Alors qu’on aurait pu penser à la vue du titre du film que l’on soit face à un film 100 % survival, Ridley Scott encre en réalité son Seul sur Mars dans le divertissement pur et dur et accessible au plus grand nombre. Passer un postulat de départ où Matt Damon se retrouve laissé pour mort et livré à lui-même sur la Planète Rouge, dans une scène d’introduction nous mettant directement dans l’ambiance, on comprend rapidement que l’on est face à une machine hollywoodienne bien huilé et sans surprise. Ce n’est pas un défaut en soit, je n’ai rien contre les blockbuster que je consomme régulièrement, mais on pouvait attendre plus d’audace de la part de Ridley Scott. Le problème essentiel du film selon moi vient de la narration qui à tout de la vulgarisation scientifique basique. C’est simple, chaque actions effectués par Mark est expliqué aux spectateurs, par le biais de vidéo face caméra, avant d’être réalisé par celui-ci quelques secondes plus tard. Certes, le procédé est expliquer par le fait qu’il souhaite laisser une explication de comment il compte survivre, mais on aurait très bien pu s’en passer. Tom Hanks dans Seul au Monde n’en a pas eu besoin (en même temps il n’a pas de caméra). L’autre problème dans la narration vient du nombre d’ellipse rendant le film par moment indigeste. L’histoire du film se déroulant sur plusieurs années, on ne cesse de sauter dans le temps d’une scène à l’autre, cassant ainsi la moindre tension pouvant être installée dans l’une d’elles. Ces ellipses sont clairement indispensables (le film faisant tout de même 2h20) mais aurait gagné à ce qu’elle soit mieux intégrée. Le nombre incroyable de blague et de référence (à Iron Man entre autre) tout au long du film rend tout développement psychologique du personnage obsolète, qui reste quand même tout seul sur une planète inconnue durant quelque temps. Je ne parlerais même pas de la fin, cliché au possible.

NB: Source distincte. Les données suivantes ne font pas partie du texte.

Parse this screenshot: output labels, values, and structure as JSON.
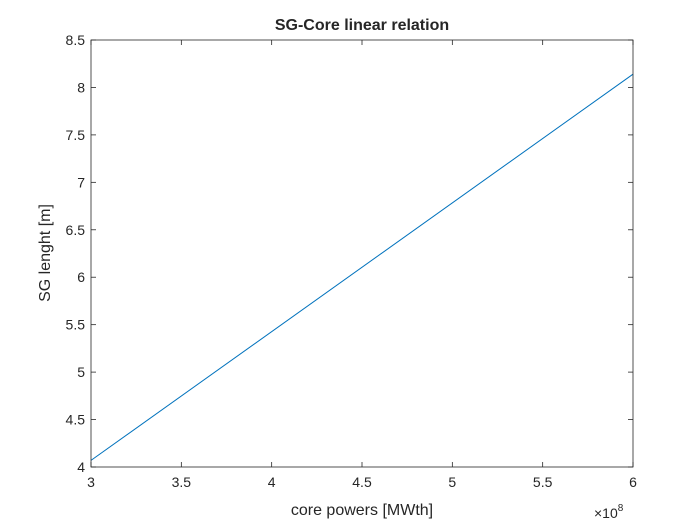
{
  "chart_data": {
    "type": "line",
    "title": "SG-Core linear relation",
    "xlabel": "core powers [MWth]",
    "ylabel": "SG lenght [m]",
    "x_exponent_label": {
      "base": "×10",
      "exponent": "8"
    },
    "x_scale_factor": 100000000,
    "xlim": [
      300000000,
      600000000
    ],
    "ylim": [
      4,
      8.5
    ],
    "x_ticks": [
      300000000,
      350000000,
      400000000,
      450000000,
      500000000,
      550000000,
      600000000
    ],
    "x_tick_labels": [
      "3",
      "3.5",
      "4",
      "4.5",
      "5",
      "5.5",
      "6"
    ],
    "y_ticks": [
      4,
      4.5,
      5,
      5.5,
      6,
      6.5,
      7,
      7.5,
      8,
      8.5
    ],
    "y_tick_labels": [
      "4",
      "4.5",
      "5",
      "5.5",
      "6",
      "6.5",
      "7",
      "7.5",
      "8",
      "8.5"
    ],
    "grid": false,
    "box": true,
    "series": [
      {
        "color": "#0072bd",
        "x": [
          300000000,
          600000000
        ],
        "y": [
          4.07,
          8.14
        ]
      }
    ]
  }
}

© 2015 Twentieth Century Fox
© 2015 Twentieth Century Fox

Le casting s’en sort cependant bien : Matt Damon, bien que trop lisse dans ses expressions et trop propre sur lui pour un homme perdu dans une planète désertique, attire la sympathie et on s’attache rapidement à son personnage. On sourira quand même de savoir que l’acteur commence à avoir réellement la poisse, c’est la troisième fois dans sa filmographie que l’on doit venir le secourir. A ses débuts dans « Il Faut Sauver Le Soldat Ryan » et perdu deux fois dans l’espace en moins d’un an (coucou Interstellar). On signalera aussi une Jessica Chastain toujours aussi expressive, mais trop proche de son rôle dans le dernier film de Christopher Nolan.

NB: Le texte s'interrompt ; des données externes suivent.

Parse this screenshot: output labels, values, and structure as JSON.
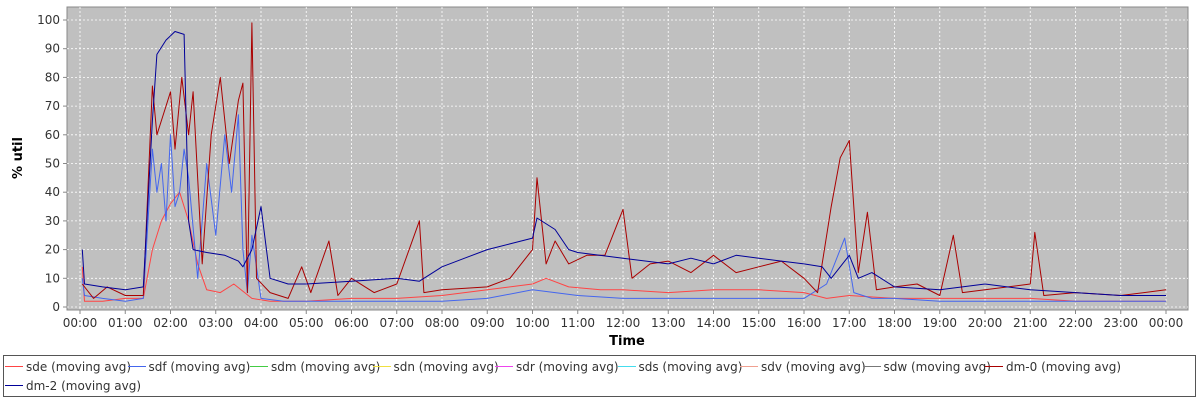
{
  "chart_data": {
    "type": "line",
    "xlabel": "Time",
    "ylabel": "% util",
    "ylim": [
      0,
      100
    ],
    "xlim": [
      0,
      24
    ],
    "y_ticks": [
      "0",
      "10",
      "20",
      "30",
      "40",
      "50",
      "60",
      "70",
      "80",
      "90",
      "100"
    ],
    "x_ticks": [
      "00:00",
      "01:00",
      "02:00",
      "03:00",
      "04:00",
      "05:00",
      "06:00",
      "07:00",
      "08:00",
      "09:00",
      "10:00",
      "11:00",
      "12:00",
      "13:00",
      "14:00",
      "15:00",
      "16:00",
      "17:00",
      "18:00",
      "19:00",
      "20:00",
      "21:00",
      "22:00",
      "23:00",
      "00:00"
    ],
    "grid": true,
    "background": "#c0c0c0",
    "legend_position": "bottom",
    "series": [
      {
        "name": "sde (moving avg)",
        "color": "#ff4444",
        "points": [
          [
            0.05,
            14
          ],
          [
            0.1,
            2
          ],
          [
            0.5,
            2
          ],
          [
            1,
            3
          ],
          [
            1.4,
            3
          ],
          [
            1.6,
            20
          ],
          [
            1.8,
            30
          ],
          [
            2,
            36
          ],
          [
            2.2,
            40
          ],
          [
            2.4,
            30
          ],
          [
            2.6,
            15
          ],
          [
            2.8,
            6
          ],
          [
            3.1,
            5
          ],
          [
            3.4,
            8
          ],
          [
            3.8,
            3
          ],
          [
            4.2,
            2
          ],
          [
            5,
            2
          ],
          [
            6,
            3
          ],
          [
            7,
            3
          ],
          [
            8,
            4
          ],
          [
            9,
            6
          ],
          [
            10,
            8
          ],
          [
            10.3,
            10
          ],
          [
            10.8,
            7
          ],
          [
            11.5,
            6
          ],
          [
            12,
            6
          ],
          [
            13,
            5
          ],
          [
            14,
            6
          ],
          [
            15,
            6
          ],
          [
            16,
            5
          ],
          [
            16.5,
            3
          ],
          [
            17,
            4
          ],
          [
            18,
            3
          ],
          [
            19,
            3
          ],
          [
            20,
            3
          ],
          [
            21,
            3
          ],
          [
            22,
            2
          ],
          [
            23,
            2
          ],
          [
            24,
            2
          ]
        ]
      },
      {
        "name": "sdf (moving avg)",
        "color": "#4466ee",
        "points": [
          [
            0.05,
            10
          ],
          [
            0.1,
            4
          ],
          [
            0.5,
            3
          ],
          [
            1,
            2
          ],
          [
            1.4,
            3
          ],
          [
            1.6,
            55
          ],
          [
            1.7,
            40
          ],
          [
            1.8,
            50
          ],
          [
            1.9,
            30
          ],
          [
            2,
            60
          ],
          [
            2.1,
            35
          ],
          [
            2.2,
            40
          ],
          [
            2.3,
            55
          ],
          [
            2.4,
            45
          ],
          [
            2.6,
            10
          ],
          [
            2.8,
            50
          ],
          [
            3,
            25
          ],
          [
            3.2,
            60
          ],
          [
            3.35,
            40
          ],
          [
            3.5,
            67
          ],
          [
            3.6,
            20
          ],
          [
            3.7,
            5
          ],
          [
            3.8,
            25
          ],
          [
            4,
            3
          ],
          [
            4.5,
            2
          ],
          [
            5,
            2
          ],
          [
            6,
            2
          ],
          [
            7,
            2
          ],
          [
            8,
            2
          ],
          [
            9,
            3
          ],
          [
            10,
            6
          ],
          [
            10.5,
            5
          ],
          [
            11,
            4
          ],
          [
            12,
            3
          ],
          [
            13,
            3
          ],
          [
            14,
            3
          ],
          [
            15,
            3
          ],
          [
            16,
            3
          ],
          [
            16.5,
            8
          ],
          [
            16.9,
            24
          ],
          [
            17.1,
            5
          ],
          [
            17.5,
            3
          ],
          [
            18,
            3
          ],
          [
            19,
            2
          ],
          [
            20,
            2
          ],
          [
            21,
            2
          ],
          [
            22,
            2
          ],
          [
            23,
            2
          ],
          [
            24,
            2
          ]
        ]
      },
      {
        "name": "sdm (moving avg)",
        "color": "#44cc44",
        "points": []
      },
      {
        "name": "sdn (moving avg)",
        "color": "#f0e040",
        "points": []
      },
      {
        "name": "sdr (moving avg)",
        "color": "#ee44ee",
        "points": []
      },
      {
        "name": "sds (moving avg)",
        "color": "#44ddee",
        "points": []
      },
      {
        "name": "sdv (moving avg)",
        "color": "#f0a090",
        "points": []
      },
      {
        "name": "sdw (moving avg)",
        "color": "#777777",
        "points": []
      },
      {
        "name": "dm-0 (moving avg)",
        "color": "#aa0000",
        "points": [
          [
            0.05,
            8
          ],
          [
            0.3,
            3
          ],
          [
            0.6,
            7
          ],
          [
            1,
            4
          ],
          [
            1.4,
            4
          ],
          [
            1.6,
            77
          ],
          [
            1.7,
            60
          ],
          [
            1.9,
            70
          ],
          [
            2,
            75
          ],
          [
            2.1,
            55
          ],
          [
            2.25,
            80
          ],
          [
            2.4,
            60
          ],
          [
            2.5,
            75
          ],
          [
            2.7,
            15
          ],
          [
            2.9,
            60
          ],
          [
            3.1,
            80
          ],
          [
            3.3,
            50
          ],
          [
            3.5,
            72
          ],
          [
            3.6,
            78
          ],
          [
            3.7,
            5
          ],
          [
            3.8,
            99
          ],
          [
            3.9,
            10
          ],
          [
            4.2,
            5
          ],
          [
            4.6,
            3
          ],
          [
            4.9,
            14
          ],
          [
            5.1,
            5
          ],
          [
            5.5,
            23
          ],
          [
            5.7,
            4
          ],
          [
            6,
            10
          ],
          [
            6.5,
            5
          ],
          [
            7,
            8
          ],
          [
            7.5,
            30
          ],
          [
            7.6,
            5
          ],
          [
            8,
            6
          ],
          [
            9,
            7
          ],
          [
            9.5,
            10
          ],
          [
            10,
            20
          ],
          [
            10.1,
            45
          ],
          [
            10.3,
            15
          ],
          [
            10.5,
            23
          ],
          [
            10.8,
            15
          ],
          [
            11.2,
            18
          ],
          [
            11.6,
            18
          ],
          [
            12,
            34
          ],
          [
            12.2,
            10
          ],
          [
            12.6,
            15
          ],
          [
            13,
            16
          ],
          [
            13.5,
            12
          ],
          [
            14,
            18
          ],
          [
            14.5,
            12
          ],
          [
            15,
            14
          ],
          [
            15.5,
            16
          ],
          [
            16,
            10
          ],
          [
            16.3,
            5
          ],
          [
            16.6,
            35
          ],
          [
            16.8,
            52
          ],
          [
            17,
            58
          ],
          [
            17.2,
            12
          ],
          [
            17.4,
            33
          ],
          [
            17.6,
            6
          ],
          [
            18,
            7
          ],
          [
            18.5,
            8
          ],
          [
            19,
            4
          ],
          [
            19.3,
            25
          ],
          [
            19.5,
            5
          ],
          [
            20,
            6
          ],
          [
            21,
            8
          ],
          [
            21.1,
            26
          ],
          [
            21.3,
            4
          ],
          [
            22,
            5
          ],
          [
            23,
            4
          ],
          [
            24,
            6
          ]
        ]
      },
      {
        "name": "dm-2 (moving avg)",
        "color": "#000099",
        "points": [
          [
            0.05,
            20
          ],
          [
            0.1,
            8
          ],
          [
            0.5,
            7
          ],
          [
            1,
            6
          ],
          [
            1.4,
            7
          ],
          [
            1.6,
            65
          ],
          [
            1.7,
            88
          ],
          [
            1.9,
            93
          ],
          [
            2.1,
            96
          ],
          [
            2.3,
            95
          ],
          [
            2.4,
            30
          ],
          [
            2.5,
            20
          ],
          [
            2.8,
            19
          ],
          [
            3.2,
            18
          ],
          [
            3.5,
            16
          ],
          [
            3.6,
            14
          ],
          [
            3.8,
            20
          ],
          [
            4,
            35
          ],
          [
            4.2,
            10
          ],
          [
            4.6,
            8
          ],
          [
            5,
            8
          ],
          [
            6,
            9
          ],
          [
            7,
            10
          ],
          [
            7.5,
            9
          ],
          [
            8,
            14
          ],
          [
            8.5,
            17
          ],
          [
            9,
            20
          ],
          [
            9.5,
            22
          ],
          [
            10,
            24
          ],
          [
            10.1,
            31
          ],
          [
            10.5,
            27
          ],
          [
            10.8,
            20
          ],
          [
            11,
            19
          ],
          [
            12,
            17
          ],
          [
            13,
            15
          ],
          [
            13.5,
            17
          ],
          [
            14,
            15
          ],
          [
            14.5,
            18
          ],
          [
            15,
            17
          ],
          [
            15.5,
            16
          ],
          [
            16,
            15
          ],
          [
            16.4,
            14
          ],
          [
            16.6,
            10
          ],
          [
            17,
            18
          ],
          [
            17.2,
            10
          ],
          [
            17.5,
            12
          ],
          [
            18,
            7
          ],
          [
            19,
            6
          ],
          [
            20,
            8
          ],
          [
            21,
            6
          ],
          [
            22,
            5
          ],
          [
            23,
            4
          ],
          [
            24,
            4
          ]
        ]
      }
    ]
  }
}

Le vrai bon point du film vient alors de son image. Bien que manquant un peu d’audace, Ridley Scott maîtrise sa réalisation et donne lieu à des images souvent impressionnantes. Mars bien que entièrement désertique, offre des panoramas magnifiques (l’image d’accroche de l’article en est un exemple). Chaque scène est toujours propre et il n’y a jamais de problème de visibilité dans les scènes un tant soit peu rapide. Il est juste dommage que le réalisateur, tout comme dans son Prometheus, soit resté trop sage.

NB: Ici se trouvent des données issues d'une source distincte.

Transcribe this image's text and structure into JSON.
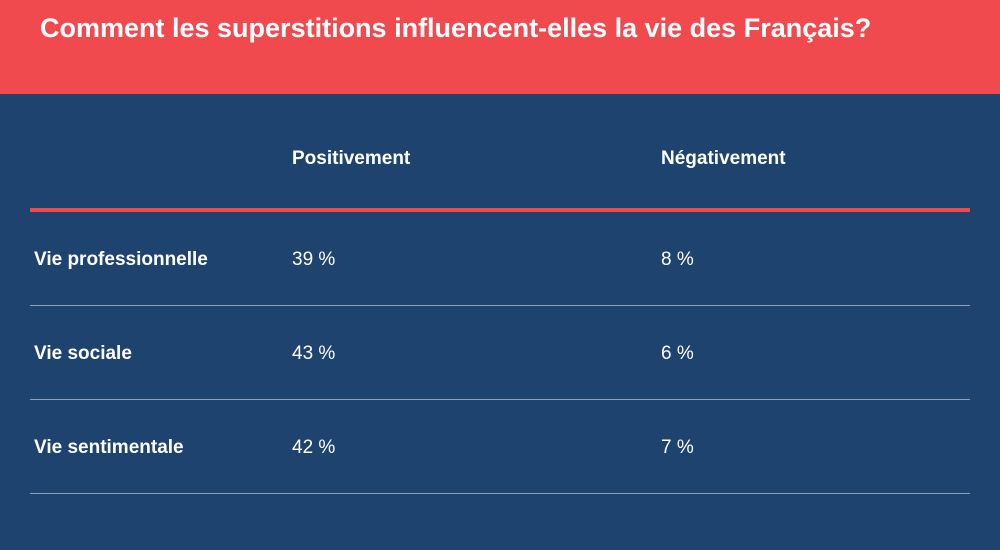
{
  "title": "Comment les superstitions influencent-elles la vie des Français?",
  "colors": {
    "header_background": "#f04a4f",
    "body_background": "#1f436f",
    "accent_rule": "#f04a4f",
    "row_rule": "#8aa0bd",
    "text": "#ffffff"
  },
  "chart_data": {
    "type": "table",
    "title": "Comment les superstitions influencent-elles la vie des Français?",
    "columns": [
      "Positivement",
      "Négativement"
    ],
    "rows": [
      {
        "label": "Vie professionnelle",
        "values": [
          "39 %",
          "8 %"
        ]
      },
      {
        "label": "Vie sociale",
        "values": [
          "43 %",
          "6 %"
        ]
      },
      {
        "label": "Vie sentimentale",
        "values": [
          "42 %",
          "7 %"
        ]
      }
    ]
  }
}
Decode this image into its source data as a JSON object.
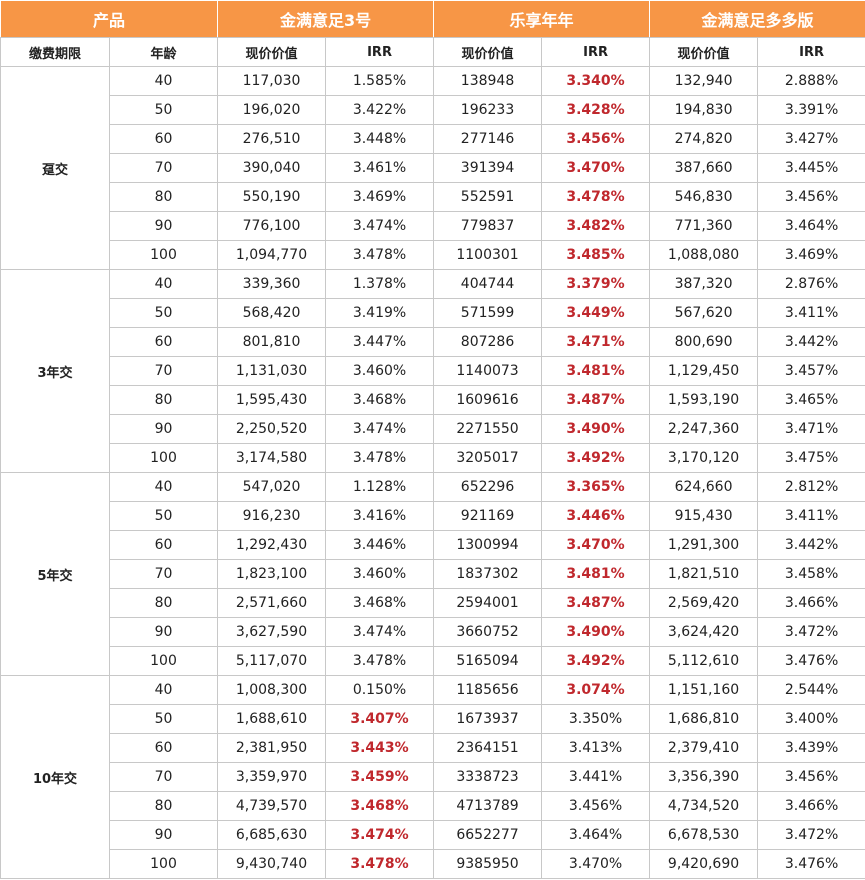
{
  "header": {
    "product": "产品",
    "products": [
      "金满意足3号",
      "乐享年年",
      "金满意足多多版"
    ]
  },
  "subheader": {
    "pay_period": "缴费期限",
    "age": "年龄",
    "pv": "现价价值",
    "irr": "IRR"
  },
  "highlight_color": "#c0282d",
  "header_color": "#f79646",
  "groups": [
    {
      "label": "趸交",
      "rows": [
        {
          "age": "40",
          "c1": "117,030",
          "i1": "1.585%",
          "h1": false,
          "c2": "138948",
          "i2": "3.340%",
          "h2": true,
          "c3": "132,940",
          "i3": "2.888%",
          "h3": false
        },
        {
          "age": "50",
          "c1": "196,020",
          "i1": "3.422%",
          "h1": false,
          "c2": "196233",
          "i2": "3.428%",
          "h2": true,
          "c3": "194,830",
          "i3": "3.391%",
          "h3": false
        },
        {
          "age": "60",
          "c1": "276,510",
          "i1": "3.448%",
          "h1": false,
          "c2": "277146",
          "i2": "3.456%",
          "h2": true,
          "c3": "274,820",
          "i3": "3.427%",
          "h3": false
        },
        {
          "age": "70",
          "c1": "390,040",
          "i1": "3.461%",
          "h1": false,
          "c2": "391394",
          "i2": "3.470%",
          "h2": true,
          "c3": "387,660",
          "i3": "3.445%",
          "h3": false
        },
        {
          "age": "80",
          "c1": "550,190",
          "i1": "3.469%",
          "h1": false,
          "c2": "552591",
          "i2": "3.478%",
          "h2": true,
          "c3": "546,830",
          "i3": "3.456%",
          "h3": false
        },
        {
          "age": "90",
          "c1": "776,100",
          "i1": "3.474%",
          "h1": false,
          "c2": "779837",
          "i2": "3.482%",
          "h2": true,
          "c3": "771,360",
          "i3": "3.464%",
          "h3": false
        },
        {
          "age": "100",
          "c1": "1,094,770",
          "i1": "3.478%",
          "h1": false,
          "c2": "1100301",
          "i2": "3.485%",
          "h2": true,
          "c3": "1,088,080",
          "i3": "3.469%",
          "h3": false
        }
      ]
    },
    {
      "label": "3年交",
      "rows": [
        {
          "age": "40",
          "c1": "339,360",
          "i1": "1.378%",
          "h1": false,
          "c2": "404744",
          "i2": "3.379%",
          "h2": true,
          "c3": "387,320",
          "i3": "2.876%",
          "h3": false
        },
        {
          "age": "50",
          "c1": "568,420",
          "i1": "3.419%",
          "h1": false,
          "c2": "571599",
          "i2": "3.449%",
          "h2": true,
          "c3": "567,620",
          "i3": "3.411%",
          "h3": false
        },
        {
          "age": "60",
          "c1": "801,810",
          "i1": "3.447%",
          "h1": false,
          "c2": "807286",
          "i2": "3.471%",
          "h2": true,
          "c3": "800,690",
          "i3": "3.442%",
          "h3": false
        },
        {
          "age": "70",
          "c1": "1,131,030",
          "i1": "3.460%",
          "h1": false,
          "c2": "1140073",
          "i2": "3.481%",
          "h2": true,
          "c3": "1,129,450",
          "i3": "3.457%",
          "h3": false
        },
        {
          "age": "80",
          "c1": "1,595,430",
          "i1": "3.468%",
          "h1": false,
          "c2": "1609616",
          "i2": "3.487%",
          "h2": true,
          "c3": "1,593,190",
          "i3": "3.465%",
          "h3": false
        },
        {
          "age": "90",
          "c1": "2,250,520",
          "i1": "3.474%",
          "h1": false,
          "c2": "2271550",
          "i2": "3.490%",
          "h2": true,
          "c3": "2,247,360",
          "i3": "3.471%",
          "h3": false
        },
        {
          "age": "100",
          "c1": "3,174,580",
          "i1": "3.478%",
          "h1": false,
          "c2": "3205017",
          "i2": "3.492%",
          "h2": true,
          "c3": "3,170,120",
          "i3": "3.475%",
          "h3": false
        }
      ]
    },
    {
      "label": "5年交",
      "rows": [
        {
          "age": "40",
          "c1": "547,020",
          "i1": "1.128%",
          "h1": false,
          "c2": "652296",
          "i2": "3.365%",
          "h2": true,
          "c3": "624,660",
          "i3": "2.812%",
          "h3": false
        },
        {
          "age": "50",
          "c1": "916,230",
          "i1": "3.416%",
          "h1": false,
          "c2": "921169",
          "i2": "3.446%",
          "h2": true,
          "c3": "915,430",
          "i3": "3.411%",
          "h3": false
        },
        {
          "age": "60",
          "c1": "1,292,430",
          "i1": "3.446%",
          "h1": false,
          "c2": "1300994",
          "i2": "3.470%",
          "h2": true,
          "c3": "1,291,300",
          "i3": "3.442%",
          "h3": false
        },
        {
          "age": "70",
          "c1": "1,823,100",
          "i1": "3.460%",
          "h1": false,
          "c2": "1837302",
          "i2": "3.481%",
          "h2": true,
          "c3": "1,821,510",
          "i3": "3.458%",
          "h3": false
        },
        {
          "age": "80",
          "c1": "2,571,660",
          "i1": "3.468%",
          "h1": false,
          "c2": "2594001",
          "i2": "3.487%",
          "h2": true,
          "c3": "2,569,420",
          "i3": "3.466%",
          "h3": false
        },
        {
          "age": "90",
          "c1": "3,627,590",
          "i1": "3.474%",
          "h1": false,
          "c2": "3660752",
          "i2": "3.490%",
          "h2": true,
          "c3": "3,624,420",
          "i3": "3.472%",
          "h3": false
        },
        {
          "age": "100",
          "c1": "5,117,070",
          "i1": "3.478%",
          "h1": false,
          "c2": "5165094",
          "i2": "3.492%",
          "h2": true,
          "c3": "5,112,610",
          "i3": "3.476%",
          "h3": false
        }
      ]
    },
    {
      "label": "10年交",
      "rows": [
        {
          "age": "40",
          "c1": "1,008,300",
          "i1": "0.150%",
          "h1": false,
          "c2": "1185656",
          "i2": "3.074%",
          "h2": true,
          "c3": "1,151,160",
          "i3": "2.544%",
          "h3": false
        },
        {
          "age": "50",
          "c1": "1,688,610",
          "i1": "3.407%",
          "h1": true,
          "c2": "1673937",
          "i2": "3.350%",
          "h2": false,
          "c3": "1,686,810",
          "i3": "3.400%",
          "h3": false
        },
        {
          "age": "60",
          "c1": "2,381,950",
          "i1": "3.443%",
          "h1": true,
          "c2": "2364151",
          "i2": "3.413%",
          "h2": false,
          "c3": "2,379,410",
          "i3": "3.439%",
          "h3": false
        },
        {
          "age": "70",
          "c1": "3,359,970",
          "i1": "3.459%",
          "h1": true,
          "c2": "3338723",
          "i2": "3.441%",
          "h2": false,
          "c3": "3,356,390",
          "i3": "3.456%",
          "h3": false
        },
        {
          "age": "80",
          "c1": "4,739,570",
          "i1": "3.468%",
          "h1": true,
          "c2": "4713789",
          "i2": "3.456%",
          "h2": false,
          "c3": "4,734,520",
          "i3": "3.466%",
          "h3": false
        },
        {
          "age": "90",
          "c1": "6,685,630",
          "i1": "3.474%",
          "h1": true,
          "c2": "6652277",
          "i2": "3.464%",
          "h2": false,
          "c3": "6,678,530",
          "i3": "3.472%",
          "h3": false
        },
        {
          "age": "100",
          "c1": "9,430,740",
          "i1": "3.478%",
          "h1": true,
          "c2": "9385950",
          "i2": "3.470%",
          "h2": false,
          "c3": "9,420,690",
          "i3": "3.476%",
          "h3": false
        }
      ]
    }
  ]
}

Et pourtant malgré tout ce que vous venez de lire, le film est loin d’être mauvais. On en ressort avec un petit sourire de satisfaction venant de voir un divertissement très correcte. Cependant Seul sur Mars n’arrive jamais à atteindre la beauté visuelle et l’intensité qu’a pu nous offrir Gravity ou même la narration plus ou moins complexe d’un Interstellar. Pour finir voici le mot de la fin : bonjour Hollywood, la 3D au cinéma n’est toujours pas utile, merci.